All of this magnitude has not gone unrecognized. In addition to NEA grants for both his own poetry and to assist his translation projects – and it should be noted that very few poets are at a level of this double achievement — he has also received numerous awards for his translations, including Italy’s Flaiano Prize and the PEN USA Prize for Translation in 2006. In 2010, the Academy of American Poets gave the Raiziss/de Palchi Book Prize. Paul is most certainly not without honors, accolades and awards as a writer and a translator, but there have been too few occasions in Los Angeles for Paul to receive a full measure of our appreciation for his enormous contribution to our cultural maturation. We are about to mark the 50th anniversary of Beyond Baroque, and two years after that celebration, it would only be appropriate for Beyond Baroque to hold a celebration of a half-century of editorial and publishing endeavors by Paul Vangelisti that have enabled so many poets and writers to attain an international audience.

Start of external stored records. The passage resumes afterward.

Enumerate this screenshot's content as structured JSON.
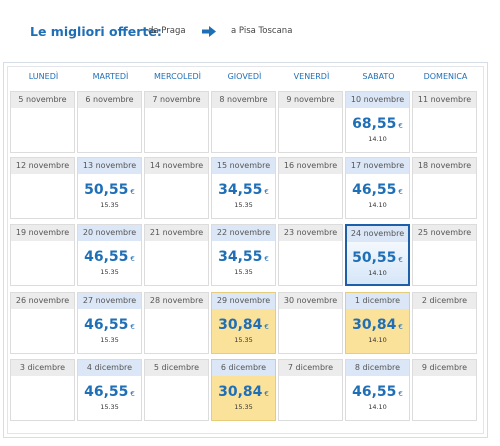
{
  "header": {
    "title": "Le migliori offerte:",
    "from": "da Praga",
    "to": "a Pisa Toscana",
    "arrow_icon": "arrow-right-icon"
  },
  "weekdays": [
    "LUNEDÌ",
    "MARTEDÌ",
    "MERCOLEDÌ",
    "GIOVEDÌ",
    "VENERDÌ",
    "SABATO",
    "DOMENICA"
  ],
  "colors": {
    "accent": "#1f6fb7",
    "cheapest": "#fbe29a",
    "selected_border": "#1d5fa8"
  },
  "weeks": [
    [
      {
        "date": "5 novembre"
      },
      {
        "date": "6 novembre"
      },
      {
        "date": "7 novembre"
      },
      {
        "date": "8 novembre"
      },
      {
        "date": "9 novembre"
      },
      {
        "date": "10 novembre",
        "price": "68,55",
        "currency": "€",
        "time": "14.10"
      },
      {
        "date": "11 novembre"
      }
    ],
    [
      {
        "date": "12 novembre"
      },
      {
        "date": "13 novembre",
        "price": "50,55",
        "currency": "€",
        "time": "15.35"
      },
      {
        "date": "14 novembre"
      },
      {
        "date": "15 novembre",
        "price": "34,55",
        "currency": "€",
        "time": "15.35"
      },
      {
        "date": "16 novembre"
      },
      {
        "date": "17 novembre",
        "price": "46,55",
        "currency": "€",
        "time": "14.10"
      },
      {
        "date": "18 novembre"
      }
    ],
    [
      {
        "date": "19 novembre"
      },
      {
        "date": "20 novembre",
        "price": "46,55",
        "currency": "€",
        "time": "15.35"
      },
      {
        "date": "21 novembre"
      },
      {
        "date": "22 novembre",
        "price": "34,55",
        "currency": "€",
        "time": "15.35"
      },
      {
        "date": "23 novembre"
      },
      {
        "date": "24 novembre",
        "price": "50,55",
        "currency": "€",
        "time": "14.10",
        "selected": true
      },
      {
        "date": "25 novembre"
      }
    ],
    [
      {
        "date": "26 novembre"
      },
      {
        "date": "27 novembre",
        "price": "46,55",
        "currency": "€",
        "time": "15.35"
      },
      {
        "date": "28 novembre"
      },
      {
        "date": "29 novembre",
        "price": "30,84",
        "currency": "€",
        "time": "15.35",
        "cheapest": true
      },
      {
        "date": "30 novembre"
      },
      {
        "date": "1 dicembre",
        "price": "30,84",
        "currency": "€",
        "time": "14.10",
        "cheapest": true
      },
      {
        "date": "2 dicembre"
      }
    ],
    [
      {
        "date": "3 dicembre"
      },
      {
        "date": "4 dicembre",
        "price": "46,55",
        "currency": "€",
        "time": "15.35"
      },
      {
        "date": "5 dicembre"
      },
      {
        "date": "6 dicembre",
        "price": "30,84",
        "currency": "€",
        "time": "15.35",
        "cheapest": true
      },
      {
        "date": "7 dicembre"
      },
      {
        "date": "8 dicembre",
        "price": "46,55",
        "currency": "€",
        "time": "14.10"
      },
      {
        "date": "9 dicembre"
      }
    ]
  ]
}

In the meantime, however, let this award serve as an initial installation. Paul has frequently configured his experience in Los Angeles as one of exile, and while I do not wish to contravene that assessment, I hope that for one night – tonight – he can briefly imagine himself at home, as we award him the 2017 George Drury Smith Award. Please join me in welcoming Paul Vangelisti to the stage for the bestowal of this award.